Plakate Nein für den 13. Juni
Anthony Anex/Keystone

Le monde agricole prend à cœur la protection de l’environnement mais les initiatives sur l’eau potable et les pesticides sont trop extrêmes, affirme le directeur de l’Union suisse des paysans, Martin Rufer. Il met en garde contre une hausse des prix pour les consommateurs en cas de oui.

Les deux initiatives populaires fédérales touchant à l’agriculture soumises au peuple le 13 juin alimentent de vifs débats.

L’initiative pour une eau potable propre compte priver de paiements directs les agriculteurs qui utilisent des pesticides, administrent des antibiotiques à des fins prophylactiques aux animaux qu’ils détiennent ou dont le système de production requiert l’administration régulière d’antibiotiques. 

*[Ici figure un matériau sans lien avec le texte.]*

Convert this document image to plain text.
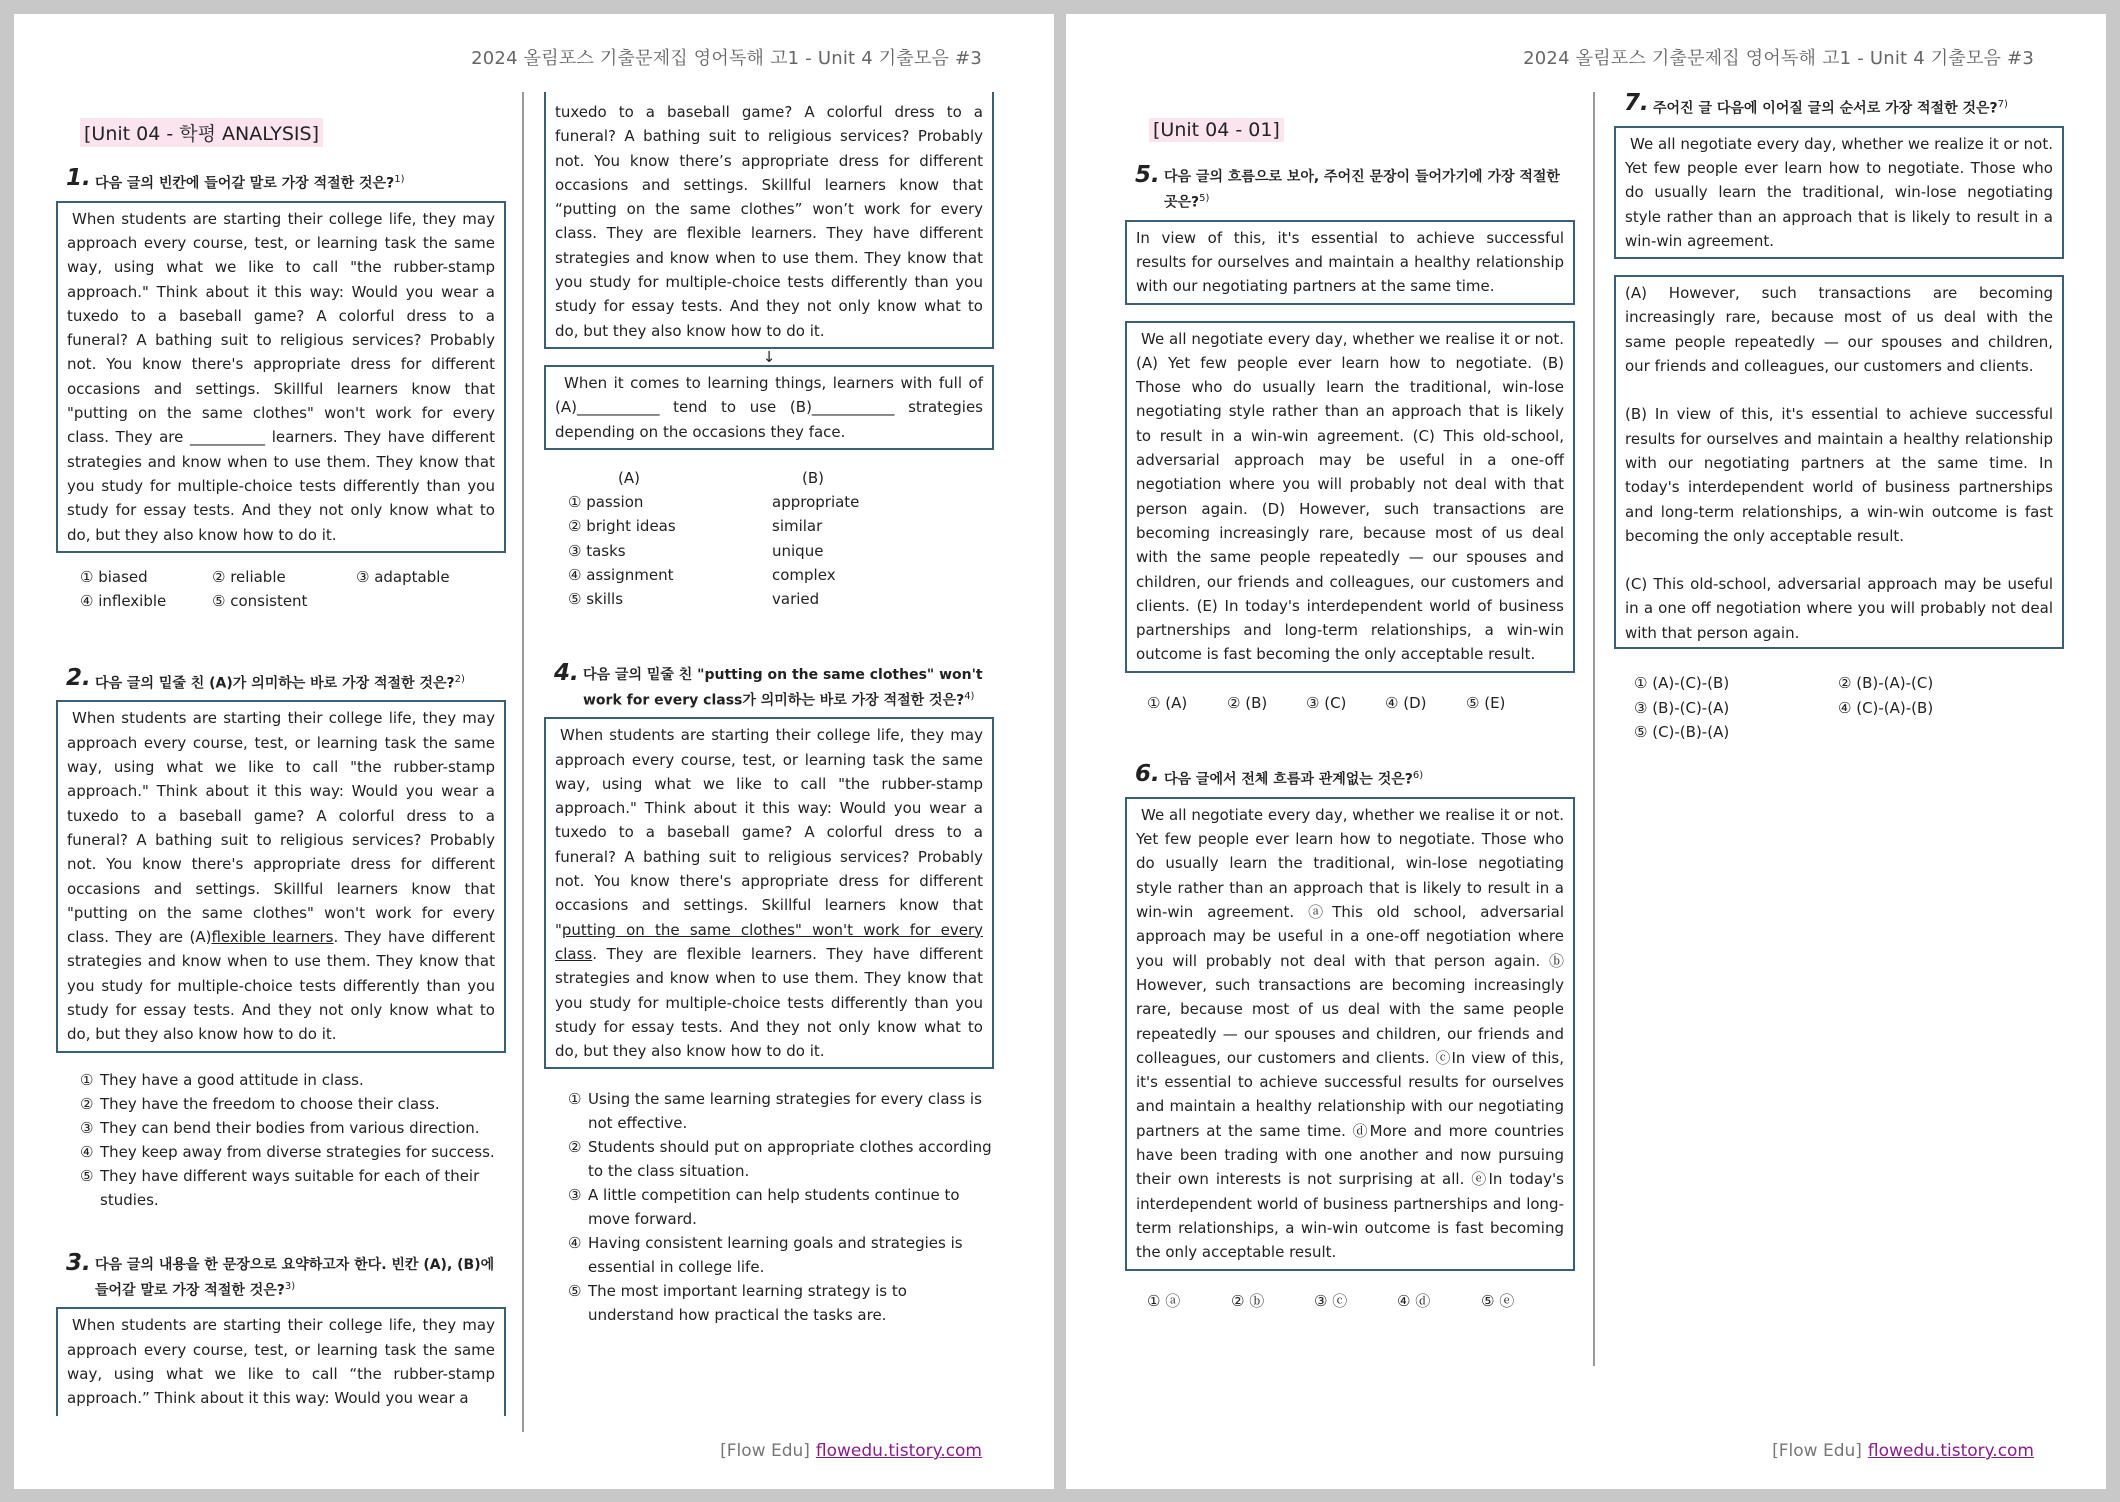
2024 올림포스 기출문제집 영어독해 고1 - Unit 4 기출모음 #3
[Unit 04 - 학평 ANALYSIS]
1. 다음 글의 빈칸에 들어갈 말로 가장 적절한 것은?$^{1)}$
When students are starting their college life, they may approach every course, test, or learning task the same way, using what we like to call "the rubber-stamp approach." Think about it this way: Would you wear a tuxedo to a baseball game? A colorful dress to a funeral? A bathing suit to religious services? Probably not. You know there's appropriate dress for different occasions and settings. Skillful learners know that "putting on the same clothes" won't work for every class. They are __________ learners. They have different strategies and know when to use them. They know that you study for multiple-choice tests differently than you study for essay tests. And they not only know what to do, but they also know how to do it.
① biased	② reliable	③ adaptable
④ inflexible	⑤ consistent
2. 다음 글의 밑줄 친 (A)가 의미하는 바로 가장 적절한 것은?$^{2)}$
When students are starting their college life, they may approach every course, test, or learning task the same way, using what we like to call "the rubber-stamp approach." Think about it this way: Would you wear a tuxedo to a baseball game? A colorful dress to a funeral? A bathing suit to religious services? Probably not. You know there's appropriate dress for different occasions and settings. Skillful learners know that "putting on the same clothes" won't work for every class. They are (A)flexible learners. They have different strategies and know when to use them. They know that you study for multiple-choice tests differently than you study for essay tests. And they not only know what to do, but they also know how to do it.
① They have a good attitude in class.
② They have the freedom to choose their class.
③ They can bend their bodies from various direction.
④ They keep away from diverse strategies for success.
⑤ They have different ways suitable for each of their studies.
3. 다음 글의 내용을 한 문장으로 요약하고자 한다. 빈칸 (A), (B)에 들어갈 말로 가장 적절한 것은?$^{3)}$
When students are starting their college life, they may approach every course, test, or learning task the same way, using what we like to call “the rubber-stamp approach.” Think about it this way: Would you wear a
tuxedo to a baseball game? A colorful dress to a funeral? A bathing suit to religious services? Probably not. You know there’s appropriate dress for different occasions and settings. Skillful learners know that “putting on the same clothes” won’t work for every class. They are flexible learners. They have different strategies and know when to use them. They know that you study for multiple-choice tests differently than you study for essay tests. And they not only know what to do, but they also know how to do it.
↓
When it comes to learning things, learners with full of (A)___________ tend to use (B)___________ strategies depending on the occasions they face.
(A)	(B)
① passion	appropriate
② bright ideas	similar
③ tasks	unique
④ assignment	complex
⑤ skills	varied
4. 다음 글의 밑줄 친 "putting on the same clothes" won't work for every class가 의미하는 바로 가장 적절한 것은?$^{4)}$
When students are starting their college life, they may approach every course, test, or learning task the same way, using what we like to call "the rubber-stamp approach." Think about it this way: Would you wear a tuxedo to a baseball game? A colorful dress to a funeral? A bathing suit to religious services? Probably not. You know there's appropriate dress for different occasions and settings. Skillful learners know that "putting on the same clothes" won't work for every class. They are flexible learners. They have different strategies and know when to use them. They know that you study for multiple-choice tests differently than you study for essay tests. And they not only know what to do, but they also know how to do it.
① Using the same learning strategies for every class is not effective.
② Students should put on appropriate clothes according to the class situation.
③ A little competition can help students continue to move forward.
④ Having consistent learning goals and strategies is essential in college life.
⑤ The most important learning strategy is to understand how practical the tasks are.
[Flow Edu] flowedu.tistory.com
2024 올림포스 기출문제집 영어독해 고1 - Unit 4 기출모음 #3
[Unit 04 - 01]
5. 다음 글의 흐름으로 보아, 주어진 문장이 들어가기에 가장 적절한 곳은?$^{5)}$
In view of this, it's essential to achieve successful results for ourselves and maintain a healthy relationship with our negotiating partners at the same time.
We all negotiate every day, whether we realise it or not. (A) Yet few people ever learn how to negotiate. (B) Those who do usually learn the traditional, win-lose negotiating style rather than an approach that is likely to result in a win-win agreement. (C) This old-school, adversarial approach may be useful in a one-off negotiation where you will probably not deal with that person again. (D) However, such transactions are becoming increasingly rare, because most of us deal with the same people repeatedly — our spouses and children, our friends and colleagues, our customers and clients. (E) In today's interdependent world of business partnerships and long-term relationships, a win-win outcome is fast becoming the only acceptable result.
① (A)	② (B)	③ (C)	④ (D)	⑤ (E)
6. 다음 글에서 전체 흐름과 관계없는 것은?$^{6)}$
We all negotiate every day, whether we realise it or not. Yet few people ever learn how to negotiate. Those who do usually learn the traditional, win-lose negotiating style rather than an approach that is likely to result in a win-win agreement. ⓐThis old school, adversarial approach may be useful in a one-off negotiation where you will probably not deal with that person again. ⓑ However, such transactions are becoming increasingly rare, because most of us deal with the same people repeatedly — our spouses and children, our friends and colleagues, our customers and clients. ⓒIn view of this, it's essential to achieve successful results for ourselves and maintain a healthy relationship with our negotiating partners at the same time. ⓓMore and more countries have been trading with one another and now pursuing their own interests is not surprising at all. ⓔIn today's interdependent world of business partnerships and long-term relationships, a win-win outcome is fast becoming the only acceptable result.
① ⓐ	② ⓑ	③ ⓒ	④ ⓓ	⑤ ⓔ
7. 주어진 글 다음에 이어질 글의 순서로 가장 적절한 것은?$^{7)}$
We all negotiate every day, whether we realize it or not. Yet few people ever learn how to negotiate. Those who do usually learn the traditional, win-lose negotiating style rather than an approach that is likely to result in a win-win agreement.

(A) However, such transactions are becoming increasingly rare, because most of us deal with the same people repeatedly — our spouses and children, our friends and colleagues, our customers and clients.

(B) In view of this, it's essential to achieve successful results for ourselves and maintain a healthy relationship with our negotiating partners at the same time. In today's interdependent world of business partnerships and long-term relationships, a win-win outcome is fast becoming the only acceptable result.

(C) This old-school, adversarial approach may be useful in a one off negotiation where you will probably not deal with that person again.

① (A)-(C)-(B)	② (B)-(A)-(C)
③ (B)-(C)-(A)	④ (C)-(A)-(B)
⑤ (C)-(B)-(A)
[Flow Edu] flowedu.tistory.com
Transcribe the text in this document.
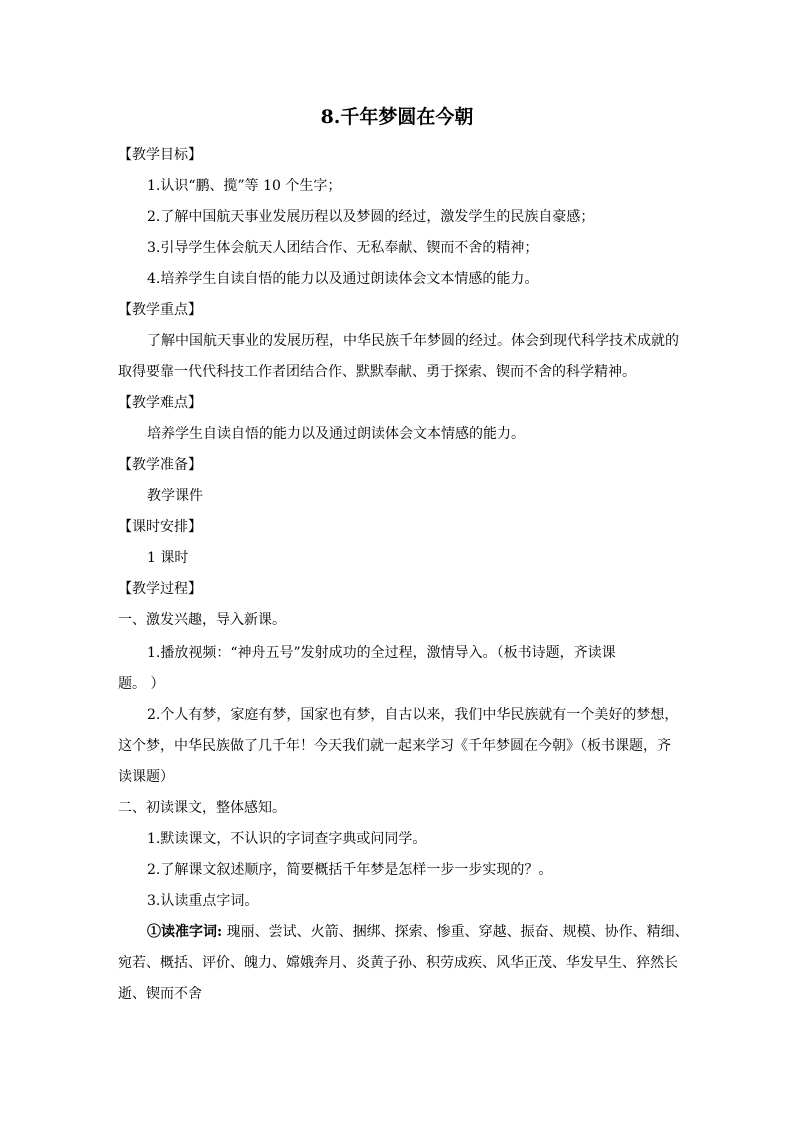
8.千年梦圆在今朝
【教学目标】
1.认识“鹏、揽”等 10 个生字；
2.了解中国航天事业发展历程以及梦圆的经过，激发学生的民族自豪感；
3.引导学生体会航天人团结合作、无私奉献、锲而不舍的精神；
4.培养学生自读自悟的能力以及通过朗读体会文本情感的能力。
【教学重点】
了解中国航天事业的发展历程，中华民族千年梦圆的经过。体会到现代科学技术成就的
取得要靠一代代科技工作者团结合作、默默奉献、勇于探索、锲而不舍的科学精神。
【教学难点】
培养学生自读自悟的能力以及通过朗读体会文本情感的能力。
【教学准备】
教学课件
【课时安排】
1 课时
【教学过程】
一、激发兴趣，导入新课。
1.播放视频：“神舟五号”发射成功的全过程，激情导入。（板书诗题，齐读课
题。 ）
2.个人有梦，家庭有梦，国家也有梦，自古以来，我们中华民族就有一个美好的梦想，
这个梦，中华民族做了几千年！今天我们就一起来学习《千年梦圆在今朝》（板书课题，齐
读课题）
二、初读课文，整体感知。
1.默读课文，不认识的字词查字典或问同学。
2.了解课文叙述顺序，简要概括千年梦是怎样一步一步实现的？。
3.认读重点字词。
①读准字词: 瑰丽、尝试、火箭、捆绑、探索、惨重、穿越、振奋、规模、协作、精细、
宛若、概括、评价、魄力、嫦娥奔月、炎黄子孙、积劳成疾、风华正茂、华发早生、猝然长
逝、锲而不舍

Le texte sur les pesticides, quant à lui, veut bannir totalement les pesticides de synthèse et interdire l’importation de denrées alimentaires qui en contiennent ou sont produites à l’aide de ceux-ci.

Les opposants à ces textes les qualifient d’extrêmes. Ils estiment qu’ils ne tiennent pas compte de la réalité du monde agricole d’aujourd’hui en Suisse et que leurs exigences nuiraient aux agriculteurs. En outre, ils ne permettraient pas d’atteindre leurs objectifs, car la production de denrées alimentaires serait tout simplement externalisée.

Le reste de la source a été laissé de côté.